There are families that are dedicated to those tournaments and don’t mind regular long driving and wasting so much time, but this just doesn’t fit into our lifestyle. It’s enough that we take them to training twice a week and spend 3 hours every time waiting there and driving around. I feel that there is a limit on what I am willing to sacrifice for my kids’ activities.
I feel bad about my kids’ being jealous and feeling like they are passed over for rank promotions, but I think that this situation can teach them a few valuable lessons:
1. They will need to work harder and stay more focused on their regular training. They won’t be able to rely on competitions for promotions and learning experience, so they will have to get all that from their regular training sessions.
2. They will have to learn that you can achieve everything you want even without promotions and trophies. You don’t need external rewards to feel accomplished and to achieve things in life.

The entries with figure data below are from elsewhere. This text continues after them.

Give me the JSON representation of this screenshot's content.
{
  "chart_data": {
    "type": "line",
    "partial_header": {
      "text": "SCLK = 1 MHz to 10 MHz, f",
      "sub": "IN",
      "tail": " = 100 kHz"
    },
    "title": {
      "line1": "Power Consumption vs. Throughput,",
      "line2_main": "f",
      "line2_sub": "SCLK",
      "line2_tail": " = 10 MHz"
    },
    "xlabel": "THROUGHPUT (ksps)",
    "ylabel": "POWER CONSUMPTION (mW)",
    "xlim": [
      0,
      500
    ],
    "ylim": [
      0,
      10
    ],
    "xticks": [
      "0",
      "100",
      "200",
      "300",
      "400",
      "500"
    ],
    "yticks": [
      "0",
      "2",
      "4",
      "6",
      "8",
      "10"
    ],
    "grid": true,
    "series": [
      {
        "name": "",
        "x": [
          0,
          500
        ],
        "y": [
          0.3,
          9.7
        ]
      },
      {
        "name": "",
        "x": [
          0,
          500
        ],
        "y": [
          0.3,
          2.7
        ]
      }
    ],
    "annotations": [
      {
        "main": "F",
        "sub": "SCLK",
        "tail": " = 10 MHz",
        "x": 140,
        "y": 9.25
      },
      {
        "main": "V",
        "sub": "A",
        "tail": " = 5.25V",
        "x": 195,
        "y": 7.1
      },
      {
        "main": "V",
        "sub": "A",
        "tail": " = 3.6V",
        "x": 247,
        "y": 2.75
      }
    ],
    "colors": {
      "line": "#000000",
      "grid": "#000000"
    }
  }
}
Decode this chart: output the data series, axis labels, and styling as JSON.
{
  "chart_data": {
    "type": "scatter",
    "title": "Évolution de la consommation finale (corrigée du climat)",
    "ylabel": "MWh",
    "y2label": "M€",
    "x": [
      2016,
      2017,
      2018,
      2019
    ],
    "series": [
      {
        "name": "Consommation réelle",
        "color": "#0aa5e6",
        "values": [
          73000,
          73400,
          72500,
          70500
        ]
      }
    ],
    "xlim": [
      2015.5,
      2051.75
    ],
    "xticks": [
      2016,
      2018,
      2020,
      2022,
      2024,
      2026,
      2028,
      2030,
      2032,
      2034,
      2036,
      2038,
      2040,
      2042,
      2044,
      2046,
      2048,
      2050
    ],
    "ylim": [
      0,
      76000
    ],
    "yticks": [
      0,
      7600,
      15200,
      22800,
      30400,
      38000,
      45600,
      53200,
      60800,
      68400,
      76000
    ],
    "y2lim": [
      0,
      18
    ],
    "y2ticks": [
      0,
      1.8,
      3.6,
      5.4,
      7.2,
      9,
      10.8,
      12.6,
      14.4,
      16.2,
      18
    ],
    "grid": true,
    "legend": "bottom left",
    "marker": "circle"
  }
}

3. Family time is important, and a tournament – with the crowds, drama, stress, kids being separated by divisions, parents being exhausted by getting up early and driving – is not really a good family time opportunity. All tournaments are scheduled on weekends so we would have to sacrifice a lot of quality family time that we would rather spend hiking, going to museums or beach, and otherwise hanging out together. When I worked at corporate jobs, there were people who volunteered for work trips and got promotions and favors from the bosses as a result. I never volunteered because I would rather spend time with family than go to work trips. I never got promotions but I had restful weekends with family. Same here: my kids will probably get their promotions slower than their teammates, but they will spend their weekends bonding with their family.
Maybe we will one day take them to a tournament when it happens somewhere nearby, but even in that case it will be a huge inconvenience. I don’t see that becoming a regular thing with us.